From Weiss v. Jewish Hospital, COA, NPO, 3/25/2011
To maintain a negligence action, Weiss must show “(1) a duty on the
part of the defendant; (2) a breach of that duty; and (3) consequent injury.” Mullins v. Commonwealth Life Ins. Co., 839 S.W.2d 245, 247 (Ky. 1992). Whether the defendant owed a duty is a question of law for the court to decide. Id. at 248. In the case at bar, the trial court found Jewish Hospital owed no duty to Weiss and granted summary judgment as a matter of law. We disagree.

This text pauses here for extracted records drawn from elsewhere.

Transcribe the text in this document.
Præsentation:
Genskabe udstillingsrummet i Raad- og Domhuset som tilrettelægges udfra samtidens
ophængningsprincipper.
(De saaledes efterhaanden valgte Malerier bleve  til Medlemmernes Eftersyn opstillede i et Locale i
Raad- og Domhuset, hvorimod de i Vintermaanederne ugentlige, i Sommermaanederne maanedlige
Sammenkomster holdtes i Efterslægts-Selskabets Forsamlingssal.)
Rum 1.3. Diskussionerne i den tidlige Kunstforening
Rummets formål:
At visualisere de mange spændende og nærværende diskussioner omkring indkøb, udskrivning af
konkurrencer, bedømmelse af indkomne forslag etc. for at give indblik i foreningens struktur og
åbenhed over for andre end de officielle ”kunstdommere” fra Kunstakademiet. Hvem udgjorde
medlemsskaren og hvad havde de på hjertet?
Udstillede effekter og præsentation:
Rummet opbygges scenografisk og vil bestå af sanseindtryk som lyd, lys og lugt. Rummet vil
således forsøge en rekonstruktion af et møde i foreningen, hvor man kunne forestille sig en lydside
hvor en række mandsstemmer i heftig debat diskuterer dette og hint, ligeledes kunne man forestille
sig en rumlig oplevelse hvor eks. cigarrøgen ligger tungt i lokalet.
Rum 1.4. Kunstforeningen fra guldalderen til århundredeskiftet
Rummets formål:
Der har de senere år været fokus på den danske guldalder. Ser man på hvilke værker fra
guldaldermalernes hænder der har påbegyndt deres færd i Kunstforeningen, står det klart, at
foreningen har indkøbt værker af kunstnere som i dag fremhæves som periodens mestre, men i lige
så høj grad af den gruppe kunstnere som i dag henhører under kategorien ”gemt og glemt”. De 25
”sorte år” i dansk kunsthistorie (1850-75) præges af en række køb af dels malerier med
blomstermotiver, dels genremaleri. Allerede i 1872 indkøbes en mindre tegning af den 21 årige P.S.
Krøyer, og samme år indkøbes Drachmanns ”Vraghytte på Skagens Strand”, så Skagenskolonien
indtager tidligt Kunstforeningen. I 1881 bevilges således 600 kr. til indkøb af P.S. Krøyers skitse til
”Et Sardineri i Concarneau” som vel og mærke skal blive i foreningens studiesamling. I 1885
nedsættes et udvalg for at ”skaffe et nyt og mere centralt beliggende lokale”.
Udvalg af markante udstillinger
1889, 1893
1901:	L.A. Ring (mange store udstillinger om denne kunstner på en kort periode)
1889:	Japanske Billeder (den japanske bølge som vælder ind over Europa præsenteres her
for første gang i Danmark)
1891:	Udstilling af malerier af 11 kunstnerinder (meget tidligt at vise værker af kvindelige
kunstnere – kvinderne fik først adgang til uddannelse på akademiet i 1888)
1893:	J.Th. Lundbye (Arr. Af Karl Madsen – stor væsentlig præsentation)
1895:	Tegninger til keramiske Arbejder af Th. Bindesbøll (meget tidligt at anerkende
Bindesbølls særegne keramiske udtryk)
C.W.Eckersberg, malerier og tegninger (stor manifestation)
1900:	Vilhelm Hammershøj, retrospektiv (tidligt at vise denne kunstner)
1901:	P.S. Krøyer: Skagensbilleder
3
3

The duty a hospital owes to its patients is that “degree of care and skill ordinarily expected of reasonable and prudent hospitals under similar circumstances.” Rogers v. Kasdan, 612 S.W.2d 133, 136 (Ky. 1981). Weiss
argues that this degree of care includes providing fire prevention training to
hospital staff and to anyone who uses operating rooms or to establish some other fire prevention procedure. Jewish Hospital argues that it has no duty to educate medical providers about fire prevention.
We agree with Weiss that Jewish Hospital did have a duty to provide medical personnel with some degree of training or guidance in relation to operating room fires, or at least implement some other procedure or protocol concerning the issue. “The most important factor in determining whether a duty exists is foreseeability.” Pathways, Inc. v. Hammons, 113 S.W.3d 85, 89 (Ky. 2003) (citation omitted). Prior to Weiss’ operation, Jewish Hospital had experienced another operating room fire in which the patient did not survive. Also, in the modern realm of medicine where electronic devices, such as cauterizing instruments, are used in oxygen rich environments, even most lay persons realize there is a risk of fire.
Did Jewish Hospital owe a duty to minimize the risk of operating room fires to Weiss? We answer this question of law in the affirmative. What steps Jewish Hospital should have taken to satisfy this duty and whether that duty was breached are questions for the jury.